The International Network for Rational Use of Drugs developed a list of prescribing indicators⁴⁸, which have become widely accepted internationally. We selected five indicators for the purpose of this study, which covered the type (antibiotics) and administration route (injections) of medicines that had been most frequently abused and the cost of medicines which has attracted a great deal of concern in China.

1. 1

   Percentage of prescriptions containing antibiotics;

2. 2

   Percentage of prescriptions containing two or more antibiotics;

3. 3

   Percentage of prescriptions containing injections;

4. 4

   Percentage of prescriptions containing antibiotic injections;

5. 5

   Average prescription cost (Chinese yuan).

We calculated the monthly results of the five indicators in relation to the three disease conditions, and depicted the results on a connected dot-line plot with a view to demonstrate time changes (before and after interventions) and differences between the intervention and control groups.

Differences between the intervention group and the control group in relation to the characteristics of both recipients and prescribers were tested using student t tests for continuous variables and Chi-square tests for categorical variables.

We adopted a difference-in-difference (DID) approach to test the effects of the intervention. Multivariate regression models were established with the five prescription indicators as dependent variables. Logit regression models were applied for the binary dependent variables, such as the usage of antibiotics, injections, and antibiotic injections. We used least squares regression models for the prescription costs (natural logarithm transformed).

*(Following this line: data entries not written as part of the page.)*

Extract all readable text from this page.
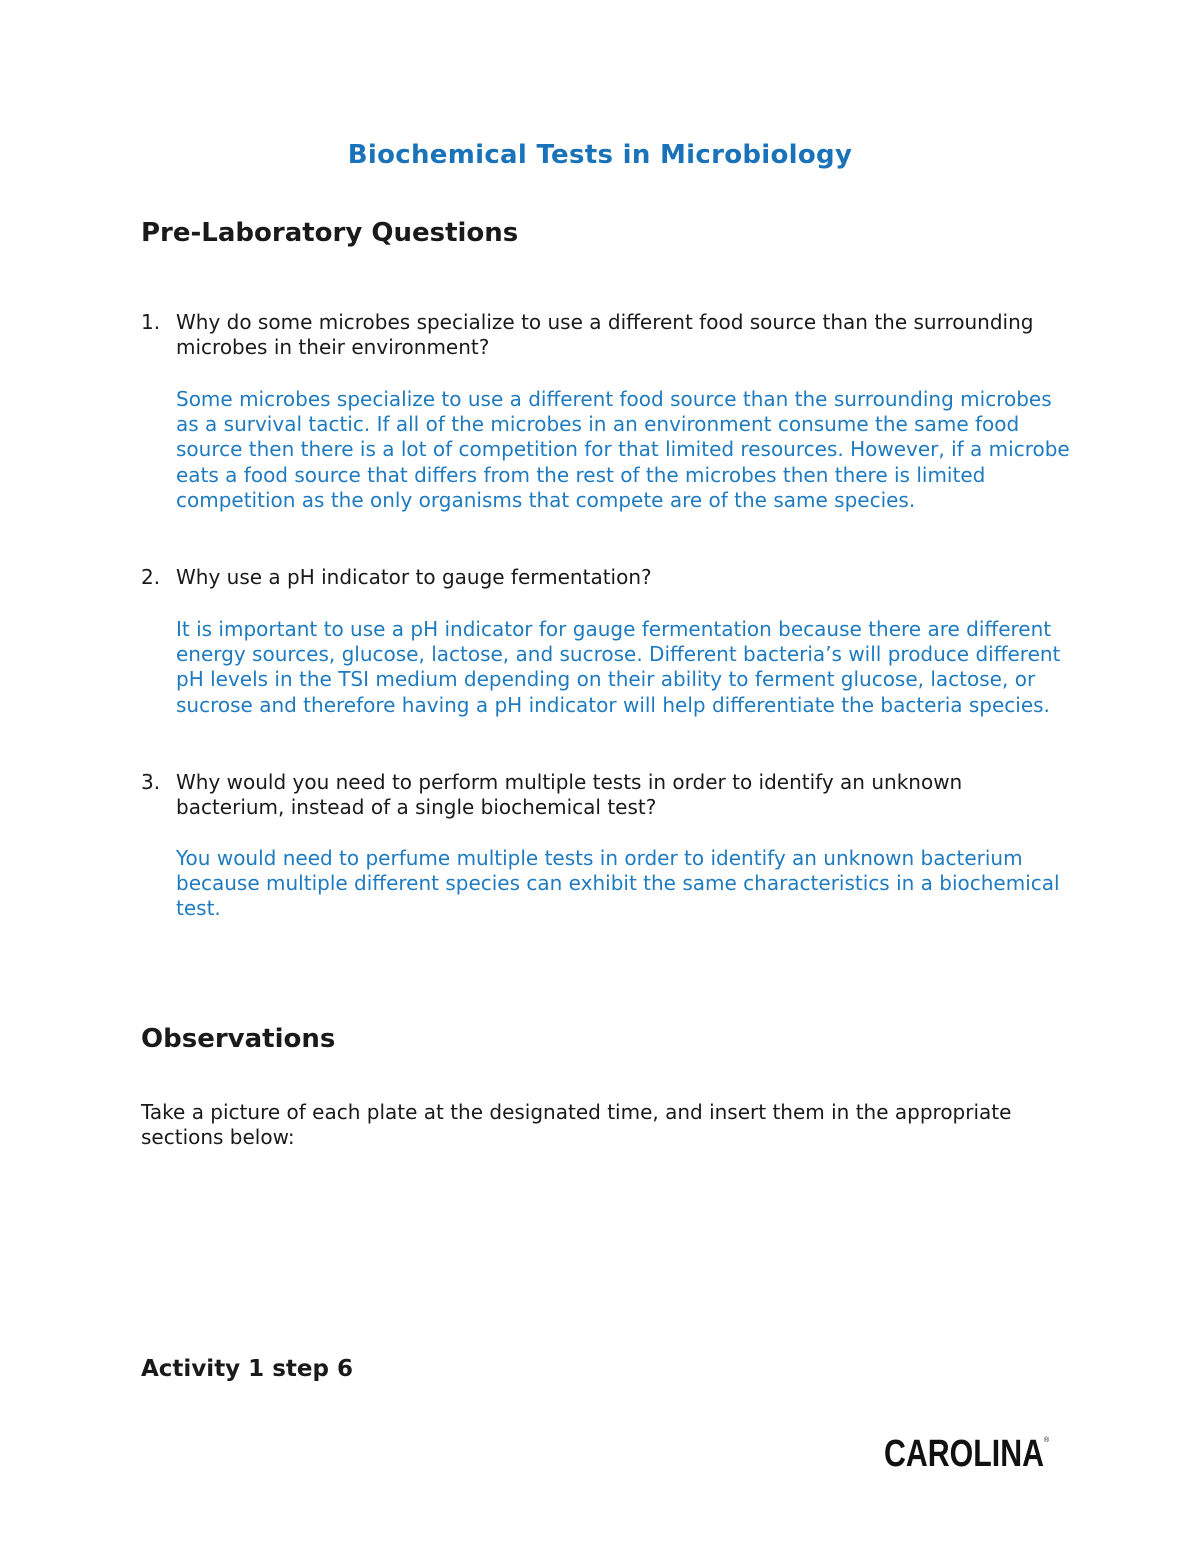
Biochemical Tests in Microbiology
Pre-Laboratory Questions
1. Why do some microbes specialize to use a different food source than the surrounding microbes in their environment?
Some microbes specialize to use a different food source than the surrounding microbes as a survival tactic. If all of the microbes in an environment consume the same food source then there is a lot of competition for that limited resources. However, if a microbe eats a food source that differs from the rest of the microbes then there is limited competition as the only organisms that compete are of the same species.
2. Why use a pH indicator to gauge fermentation?
It is important to use a pH indicator for gauge fermentation because there are different energy sources, glucose, lactose, and sucrose. Different bacteria’s will produce different pH levels in the TSI medium depending on their ability to ferment glucose, lactose, or sucrose and therefore having a pH indicator will help differentiate the bacteria species.
3. Why would you need to perform multiple tests in order to identify an unknown bacterium, instead of a single biochemical test?
You would need to perfume multiple tests in order to identify an unknown bacterium because multiple different species can exhibit the same characteristics in a biochemical test.
Observations
Take a picture of each plate at the designated time, and insert them in the appropriate sections below:
Activity 1 step 6
CAROLINA ®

In the regression models, a dummy variable “intervention” was entered indicating whether a prescription was in the intervention or control group; a dummy variable “pre-post” was entered indicating whether a prescription was written before or after the intervention; and the effects of the intervention were tested through the interaction between the two dummy variables (“intervention”*“pre-post”).

To control confounding factors, patient characteristics (age, sex, and health insurance coverage) and prescriber characteristics (age, sex, level of educational, professional title, and income) were also introduced into the regression models. Three levels of measurements (prescription- prescriber-institutions) were involved in this study. We randomized the study sample at the institution level. The data analyses adjusted clustering at the prescriber level. We used mixed effect models which accounted for random intercepts of individual prescribers. The effect margins were calculated and reported.

For the indicators that showed a time trend, we performed a controlled segmented regression analysis (Supplementary file). But for simplicity, we only presented the findings of DID analyses if no inconsistencies were found between the two methods.

The statistical analyses were performed using Stata 12.1 (Stata Corp).